Outras omissões não chegam a sê-lo. Não há sinal da frase “nunca me engano e raramente tenho dúvidas”, atribuída a Cavaco Silva, porque o do autor pura e simplesmente não a encontrou em lado algum, escrita por alguém que tivesse ouvido Cavaco a dizê-la. Outra frase tão célebre quanto polémica é a de Otelo Saraiva de Carvalho, em entrevista à Rádio Renascença, a 14 de Junho de 1975, reproduzida por Luís Naves: “Eu, às vezes, chegou a pensar que a nossa inexperiência revolucionária , enfim, teria sido melhor se, em Abril de 74, encostássemos à parede ou mandássemos para o Campo Pequeno umas centenas ou uns milhares de contra-revolucionários, eliminando-os à nascença”. Uma frase que Otelo não assume como sua.
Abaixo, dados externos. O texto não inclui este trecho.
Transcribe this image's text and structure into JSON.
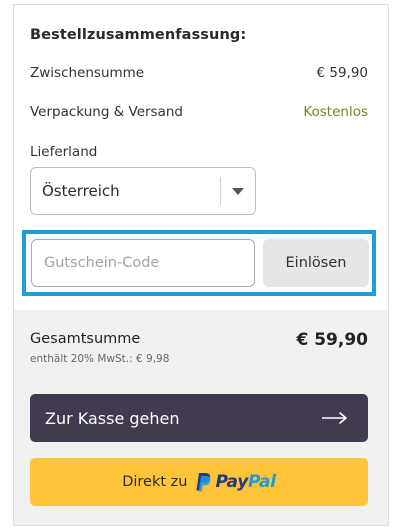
{
  "summary": {
    "title": "Bestellzusammenfassung:",
    "subtotal_label": "Zwischensumme",
    "subtotal_value": "€ 59,90",
    "shipping_label": "Verpackung & Versand",
    "shipping_value": "Kostenlos"
  },
  "country": {
    "label": "Lieferland",
    "selected": "Österreich"
  },
  "coupon": {
    "placeholder": "Gutschein-Code",
    "value": "",
    "redeem_label": "Einlösen"
  },
  "total": {
    "label": "Gesamtsumme",
    "value": "€ 59,90",
    "vat_note": "enthält 20% MwSt.: € 9,98"
  },
  "actions": {
    "checkout_label": "Zur Kasse gehen",
    "paypal_prefix": "Direkt zu",
    "paypal_word_1": "Pay",
    "paypal_word_2": "Pal"
  },
  "icons": {
    "dropdown": "chevron-down-icon",
    "checkout_arrow": "arrow-right-icon",
    "paypal": "paypal-logo-icon"
  },
  "colors": {
    "free_shipping": "#6d8a2c",
    "highlight_border": "#1b9fd6",
    "checkout_bg": "#413a50",
    "paypal_bg": "#ffc43a",
    "paypal_dark": "#233a83",
    "paypal_light": "#1f9bd8"
  }
}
Em 19 de Abril de 2012 disse ao Expresso que o que tinha afirmado tinha sido “Oxalá que nós não tenhamos de meter no Campo Pequeno os contra-revolucionários antes que eles nos metam lá a nós”.

Esta dimensão de fact check, de confirmação e responsabilização histórica, reclamada ou concretizada pela mera publicação destas frases, é algo que, para Luís Nave, deixará de ser possível se, ou quando, acabarem os jornais impressos. “Estes livros vão ser impossíveis quando todos os jornais passarem a digitais. Teremos sempre várias versões de tudo, ‘factos alternativos’. O digital é fácil de manipular, em qualquer altura, e é fragmentado. No digital a memória está lá, mas é difícil de encontrar. Como saber quais foram as frases importantes de hoje daqui a dez anos sem os jornais impressos? Vamos ter um problema de memória, em que nos vamos lembrar do que aconteceu há 30 anos mas não ontem, uma espécie de Alzheimer informativo”.

De qualquer forma, Luís Naves não tem dúvidas quanto à forma como vai acabar o actual ciclo político. Como todos os outros, mal. E por falta de dinheiro. “Cada ciclo começa com uma ambição muito grande, dão-se passos maiores do que a perna. Chocamos com a realidade, temos que cortar, o entusiasmo acaba, vem uma tempestade de fora… Este ciclo não vai ser diferente”, profetiza.